I am a manly man. Hairy, virile and so testosterone filled that I can make things explode just by looking at them with one arched eyebrow.
But even this perfect specimen of human evolution has phobias and fears. It doesn't make me any less of a man, more like when those sculptors in those olden times used to knick the plaster of their creations because they couldn’t handle all that perfection staring them back in the face. The flaws made them better in their eyes and that's more or less the same with me.
That's what I tell myself anyway.
Here are my fears.
This all stemmed from walking through Covent Garden at the age of about six with my parents. Now in Covent Garden you always get street performers doing their, frankly shit, act whilst being surrounded by crowds of tourists at any given opportunity. On this particular time there happened to be a creepy looking clown juggling. So of course, the moment he saw me wandering by, he had to pull me out of the crowd and make me part of his act, the absolute bastard.

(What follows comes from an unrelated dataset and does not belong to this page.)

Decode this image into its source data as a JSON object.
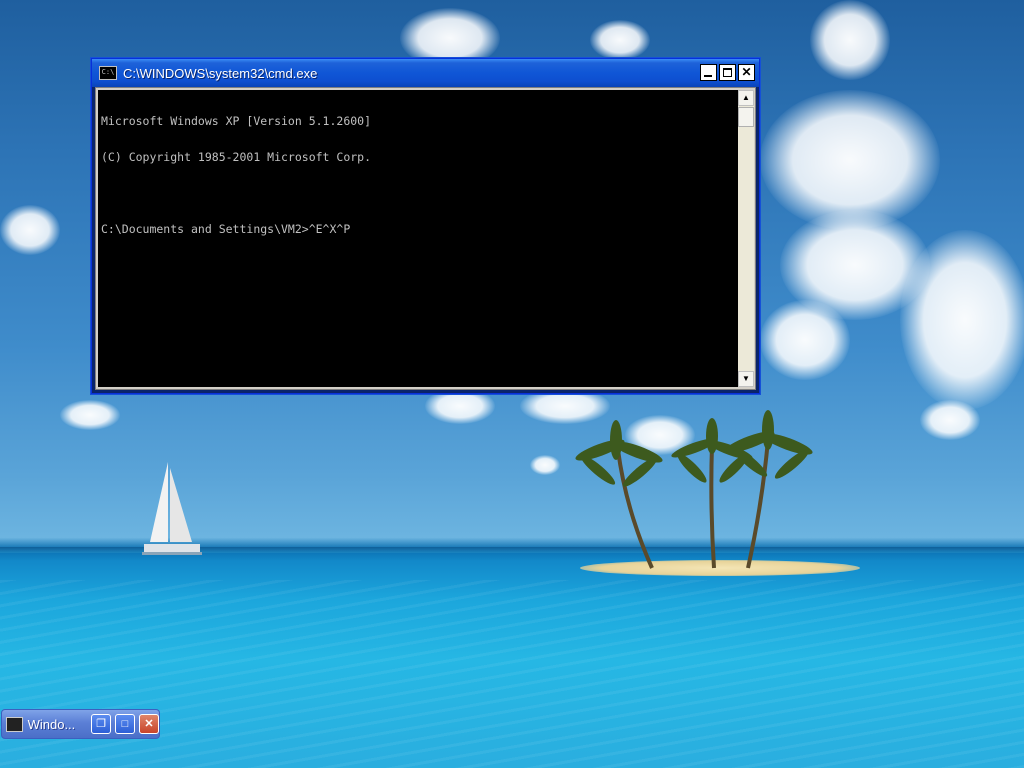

So what did he make me do?
He made me dance for the crowd.
That's right, the creepy clown made me dance on the spot for the baying masses. I don’t know what exactly I was dancing too, but dancing away I was. This was my first taste of abject humiliation and has kind of mapped out my entire life since then. Even now I have reoccurring dreams of lots of people clapping their hands and urging me to dance faster and it all stems from that fucking clown. Or I might have got it mixed up in my head from the time I got drunk at Spearmint Rhino strip club and ended up half naked on stage gyrating to Aerosmith's Love In An Elevator.
Either way, clowns freak me out.
But the big tossers, those with fangs, a million eyes, and long legs that are made for wrapping round your head while you sleep so it can plant its eggs in your brain, I hate them.
I used to love spiders as a kid. I would collect them and make homes for them in shoeboxes. I had a house spider called Dave for about seven months. He was my friend. I made him the coolest condo ever. It had a bottle cap filled with water for when he wanted a drink, a little compartment where he would live, and the rest of his box for his web, which he filled in about three days.
Dave was brilliant.
The he escaped and I never saw him again.
I won’t lie to you. I was very cut up.
But I don’t think my fear of spiders has come from some sort of arachnid abandonment issues. I mean, it’s not like I go into dank garages, peering into dark corners whispering “Dave?”. No, the fear just seemed to spring up overnight. Suddenly spiders freaked me out. I would get the shivers and shakes every time I saw one in real life or on the TV.
Last year I was in Florida, wandering around the Animal Kingdom at Disney, when I saw a nice looking lady with a Perspex box standing idly by and it pricked my curiosity.
“Hello, “ I said, wandering over. “What do you hav- JESUS CHRIST?”
i suddenly found myself pulling a ninja stance in front of the startled lady due to the fact that she had the biggest fucking tarantula ever sitting in the box that was staring evilly back at me.
“Its….it’s a Goliath tarantula.” she stammered back, more afraid of me than the fact that she had the Devils very own pet in her hands.
“You should warn people what's in there before they come over,” I replied crossly. “Standing there all innocently with a box. Bad woman. BAD WOMAN!”
And still pointing at her, I walked away.
I don’t like spiders.
My one biggest fear is that during the take off, fuelled by adrenaline and fear, I force my way into the cockpit to find a six foot brown recluse spider flying the plane with a pilots hat perched jauntily on its head.
Now that would probably finish me off, truth be told.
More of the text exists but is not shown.